ECI Extends Ban On Public Election Rallies Till February 11: Economic Survey Tabled And Budget-2022 Tomorrow!


We must commend the constitutionally autonomous body of the Election Commission of India (ECI) for sticking to its strong resolve to make the upcoming 7-phase state assembly elections COVID-safe for all by extending the pandemic ban on rallies/roadshows till February 11 following a review for the second time today which is quite effectively done as the first phase of the elections begins on 10th February. While announcing the dates for assembly elections in five states on 8th January the ECI banned all public rallies, roadshows and bike or cycle marches till 15th of that month subject to a review on 15th January and in that review the ECI stuck to its ban, only allowing physical rallies subject to a maximum of 500 persons for the political party candidates to contest in the first phase from January 28, a date when all formalities of nominations for that phase are completed. Similarly, for the second phase the relaxed rallies to commence from 31st January with the same restrictions.

 

Amid the current chock-a-block politico-financial scenario with the Prime Minister Narendra Modi addressing the first major virtual rally for Uttar Pradesh today, campaigning by all political parties hotting up for the first phase of polling, Parliament session starting from today and the Budget-2022 to be presented tomorrow, the ECI took the bold step of extending the ban and its commitment. Of course, with the apparent easing up of Omicron infection scare in most parts of the country the Commission has given some relaxations: open-air physical rallies to be allowed subject to a maximum of 1000 people instead of the earlier 500 limit; a maximum of 500 people to be allowed for indoor rallies; and for door-to-door campaigns the limit of supporters increased to 20 from 5 earlier.

 

However, it is not clear who will have to accomplish the near-impossible task of counting the people assembled in open-air rallies or roadshows and how to prevent hordes of supporters coming to attend. This syndrome is valid for all political parties, their supporters and their rallies or roadshows. The police cannot possibly set up barricades during the most democratic festival of the country. Further, allowing 500 people for indoor meetings is fraught with more serious danger of the spread of infections in closed environs. The earlier 50% capacity crowd seems to be the most desirable option still. But in totality, the consistent efforts of the ECI are laudable.

 


Meanwhile, the Finance Minister of India, Nirmala Sitharaman has today tabled the Economic Survey-2021-22 presenting a positive picture for the economy with the Gross Domestic Product (GDP) to grow at 8 to 8.5% for the coming fiscal year.

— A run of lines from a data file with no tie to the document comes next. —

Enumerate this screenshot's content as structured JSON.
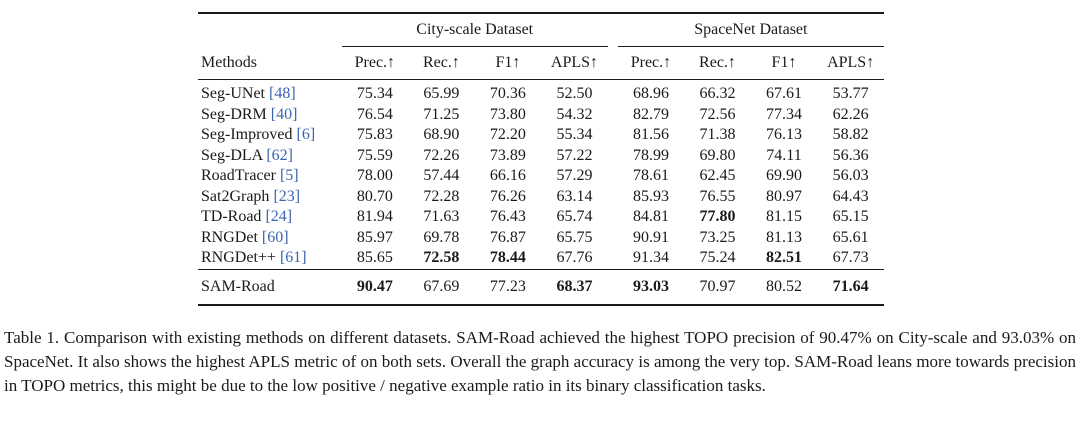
{
  "table": {
    "group_headers": [
      "City-scale Dataset",
      "SpaceNet Dataset"
    ],
    "method_header": "Methods",
    "metric_headers": [
      "Prec.↑",
      "Rec.↑",
      "F1↑",
      "APLS↑"
    ],
    "rows": [
      {
        "name": "Seg-UNet ",
        "ref": "[48]",
        "city": [
          "75.34",
          "65.99",
          "70.36",
          "52.50"
        ],
        "space": [
          "68.96",
          "66.32",
          "67.61",
          "53.77"
        ]
      },
      {
        "name": "Seg-DRM ",
        "ref": "[40]",
        "city": [
          "76.54",
          "71.25",
          "73.80",
          "54.32"
        ],
        "space": [
          "82.79",
          "72.56",
          "77.34",
          "62.26"
        ]
      },
      {
        "name": "Seg-Improved ",
        "ref": "[6]",
        "city": [
          "75.83",
          "68.90",
          "72.20",
          "55.34"
        ],
        "space": [
          "81.56",
          "71.38",
          "76.13",
          "58.82"
        ]
      },
      {
        "name": "Seg-DLA ",
        "ref": "[62]",
        "city": [
          "75.59",
          "72.26",
          "73.89",
          "57.22"
        ],
        "space": [
          "78.99",
          "69.80",
          "74.11",
          "56.36"
        ]
      },
      {
        "name": "RoadTracer ",
        "ref": "[5]",
        "city": [
          "78.00",
          "57.44",
          "66.16",
          "57.29"
        ],
        "space": [
          "78.61",
          "62.45",
          "69.90",
          "56.03"
        ]
      },
      {
        "name": "Sat2Graph ",
        "ref": "[23]",
        "city": [
          "80.70",
          "72.28",
          "76.26",
          "63.14"
        ],
        "space": [
          "85.93",
          "76.55",
          "80.97",
          "64.43"
        ]
      },
      {
        "name": "TD-Road ",
        "ref": "[24]",
        "city": [
          "81.94",
          "71.63",
          "76.43",
          "65.74"
        ],
        "space": [
          "84.81",
          "77.80",
          "81.15",
          "65.15"
        ]
      },
      {
        "name": "RNGDet ",
        "ref": "[60]",
        "city": [
          "85.97",
          "69.78",
          "76.87",
          "65.75"
        ],
        "space": [
          "90.91",
          "73.25",
          "81.13",
          "65.61"
        ]
      },
      {
        "name": "RNGDet++ ",
        "ref": "[61]",
        "city": [
          "85.65",
          "72.58",
          "78.44",
          "67.76"
        ],
        "space": [
          "91.34",
          "75.24",
          "82.51",
          "67.73"
        ]
      }
    ],
    "ours": {
      "name": "SAM-Road",
      "city": [
        "90.47",
        "67.69",
        "77.23",
        "68.37"
      ],
      "space": [
        "93.03",
        "70.97",
        "80.52",
        "71.64"
      ]
    }
  },
  "caption": "Table 1. Comparison with existing methods on different datasets. SAM-Road achieved the highest TOPO precision of 90.47% on City-scale and 93.03% on SpaceNet. It also shows the highest APLS metric of on both sets. Overall the graph accuracy is among the very top. SAM-Road leans more towards precision in TOPO metrics, this might be due to the low positive / negative example ratio in its binary classification tasks."
}
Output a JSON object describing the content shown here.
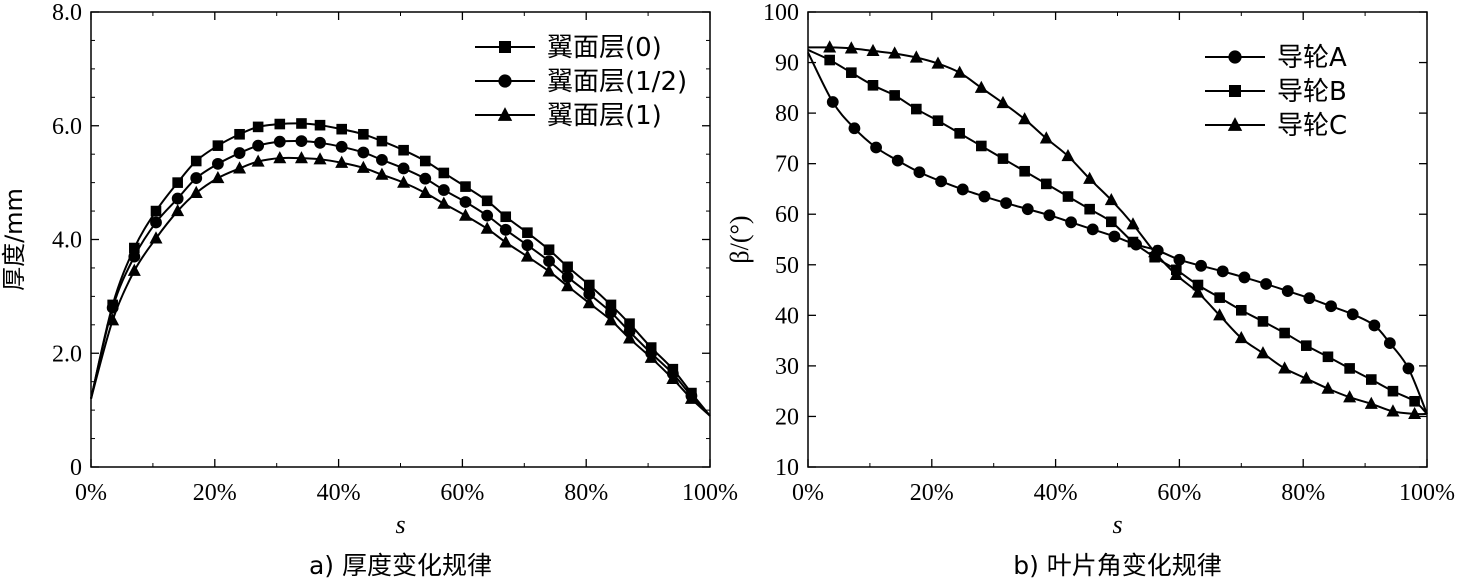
{
  "chart_data": [
    {
      "type": "line",
      "caption": "a) 厚度变化规律",
      "xlabel": "s",
      "ylabel": "厚度/mm",
      "xlim": [
        0,
        100
      ],
      "ylim": [
        0,
        8
      ],
      "x_ticks": [
        "0%",
        "20%",
        "40%",
        "60%",
        "80%",
        "100%"
      ],
      "y_ticks": [
        "0",
        "2.0",
        "4.0",
        "6.0",
        "8.0"
      ],
      "legend_position": "top-right",
      "series": [
        {
          "name": "翼面层(0)",
          "marker": "square",
          "x": [
            0,
            3.5,
            7,
            10.5,
            14,
            17,
            20.5,
            24,
            27,
            30.5,
            34,
            37,
            40.5,
            44,
            47,
            50.5,
            54,
            57,
            60.5,
            64,
            67,
            70.5,
            74,
            77,
            80.5,
            84,
            87,
            90.5,
            94,
            97,
            100
          ],
          "y": [
            1.2,
            2.85,
            3.85,
            4.5,
            5.0,
            5.38,
            5.65,
            5.85,
            5.98,
            6.03,
            6.04,
            6.01,
            5.94,
            5.85,
            5.73,
            5.57,
            5.38,
            5.17,
            4.93,
            4.68,
            4.4,
            4.12,
            3.82,
            3.52,
            3.2,
            2.85,
            2.52,
            2.1,
            1.72,
            1.3,
            0.9
          ]
        },
        {
          "name": "翼面层(1/2)",
          "marker": "circle",
          "x": [
            0,
            3.5,
            7,
            10.5,
            14,
            17,
            20.5,
            24,
            27,
            30.5,
            34,
            37,
            40.5,
            44,
            47,
            50.5,
            54,
            57,
            60.5,
            64,
            67,
            70.5,
            74,
            77,
            80.5,
            84,
            87,
            90.5,
            94,
            97,
            100
          ],
          "y": [
            1.2,
            2.8,
            3.7,
            4.3,
            4.72,
            5.08,
            5.33,
            5.52,
            5.65,
            5.72,
            5.73,
            5.7,
            5.63,
            5.53,
            5.4,
            5.25,
            5.07,
            4.87,
            4.66,
            4.42,
            4.17,
            3.9,
            3.62,
            3.34,
            3.04,
            2.72,
            2.38,
            2.0,
            1.64,
            1.25,
            0.9
          ]
        },
        {
          "name": "翼面层(1)",
          "marker": "triangle",
          "x": [
            0,
            3.5,
            7,
            10.5,
            14,
            17,
            20.5,
            24,
            27,
            30.5,
            34,
            37,
            40.5,
            44,
            47,
            50.5,
            54,
            57,
            60.5,
            64,
            67,
            70.5,
            74,
            77,
            80.5,
            84,
            87,
            90.5,
            94,
            97,
            100
          ],
          "y": [
            1.2,
            2.58,
            3.45,
            4.02,
            4.5,
            4.82,
            5.08,
            5.25,
            5.37,
            5.43,
            5.43,
            5.41,
            5.35,
            5.26,
            5.14,
            5.0,
            4.82,
            4.63,
            4.42,
            4.19,
            3.95,
            3.7,
            3.44,
            3.18,
            2.88,
            2.58,
            2.26,
            1.92,
            1.55,
            1.2,
            0.9
          ]
        }
      ]
    },
    {
      "type": "line",
      "caption": "b) 叶片角变化规律",
      "xlabel": "s",
      "ylabel": "β/(°)",
      "xlim": [
        0,
        100
      ],
      "ylim": [
        10,
        100
      ],
      "x_ticks": [
        "0%",
        "20%",
        "40%",
        "60%",
        "80%",
        "100%"
      ],
      "y_ticks": [
        "10",
        "20",
        "30",
        "40",
        "50",
        "60",
        "70",
        "80",
        "90",
        "100"
      ],
      "legend_position": "top-right",
      "series": [
        {
          "name": "导轮A",
          "marker": "circle",
          "x": [
            0,
            4,
            7.5,
            11,
            14.5,
            18,
            21.5,
            25,
            28.5,
            32,
            35.5,
            39,
            42.5,
            46,
            49.5,
            53,
            56.5,
            60,
            63.5,
            67,
            70.5,
            74,
            77.5,
            81,
            84.5,
            88,
            91.5,
            94,
            97,
            100
          ],
          "y": [
            92,
            82.2,
            77.0,
            73.2,
            70.6,
            68.3,
            66.5,
            64.9,
            63.5,
            62.2,
            61.0,
            59.8,
            58.4,
            57.0,
            55.6,
            54.0,
            52.8,
            51.0,
            49.8,
            48.7,
            47.5,
            46.2,
            44.8,
            43.4,
            41.8,
            40.2,
            38.0,
            34.5,
            29.5,
            20.5
          ]
        },
        {
          "name": "导轮B",
          "marker": "square",
          "x": [
            0,
            3.5,
            7,
            10.5,
            14,
            17.5,
            21,
            24.5,
            28,
            31.5,
            35,
            38.5,
            42,
            45.5,
            49,
            52.5,
            56,
            59.5,
            63,
            66.5,
            70,
            73.5,
            77,
            80.5,
            84,
            87.5,
            91,
            94.5,
            98,
            100
          ],
          "y": [
            92.5,
            90.5,
            88.0,
            85.5,
            83.5,
            80.8,
            78.5,
            76.0,
            73.5,
            71.0,
            68.5,
            66.0,
            63.5,
            61.0,
            58.5,
            54.5,
            51.5,
            49.0,
            46.0,
            43.5,
            41.0,
            38.8,
            36.5,
            34.0,
            31.8,
            29.5,
            27.3,
            25.0,
            23.0,
            20.5
          ]
        },
        {
          "name": "导轮C",
          "marker": "triangle",
          "x": [
            0,
            3.5,
            7,
            10.5,
            14,
            17.5,
            21,
            24.5,
            28,
            31.5,
            35,
            38.5,
            42,
            45.5,
            49,
            52.5,
            56,
            59.5,
            63,
            66.5,
            70,
            73.5,
            77,
            80.5,
            84,
            87.5,
            91,
            94.5,
            98,
            100
          ],
          "y": [
            93,
            93.0,
            92.8,
            92.3,
            91.8,
            91.0,
            89.8,
            88.0,
            85.0,
            82.0,
            78.8,
            75.0,
            71.5,
            67.0,
            62.8,
            58.0,
            52.5,
            48.0,
            44.5,
            40.0,
            35.5,
            32.5,
            29.5,
            27.5,
            25.5,
            23.8,
            22.5,
            21.0,
            20.5,
            20.5
          ]
        }
      ]
    }
  ]
}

The Survey reveals that this rate is compatible with reference to the latest forecasts by the World Bank and the Asian Development Bank of real GDP growth at 8.7% and 7.5% for the next two fiscals. Besides, as per the IMF’s latest World Economic Outlook (WEO) growth projections, released on 25th January, 2022, India’s real GDP is projected to grow at around 9 per cent in both 2021-22 and 2022-23 and at 7.1 per cent in 2023-24. This projects India as the fastest growing major economy in the world in all these three years. All such projections are based on the assumptions that there will no more debilitating effects from the pandemic and that the monsoon is going to be normal. Agriculture, the least affected sector by the pandemic, is to continue growing steadily; the industrial sector is expected to witness a strong rebound from a contraction of 7% in 2020-21 to a high positive of 11.8% in 2021-22; and private sector investment is to pick up strongly in the next fiscal.

 

The finance minister Sitharaman is going to present the Budget-2022 tomorrow, February 1, in the Parliament amid demands by various financial and industry experts that include strengthening the infrastructure investment, imposition of no unnecessary taxes, efforts to reduce the fiscal deficit, to boost consumption demand in the lower strata of the society, to increase the allocation for the healthcare sector and having a clear divestment or disinvestment policy. There are also expectations that the exemption limit or the standard deduction limit for income tax could be increased and many more sops anticipated for an economy devastated by the three waves of the pandemic. For all that we’ll have to wait till tomorrow.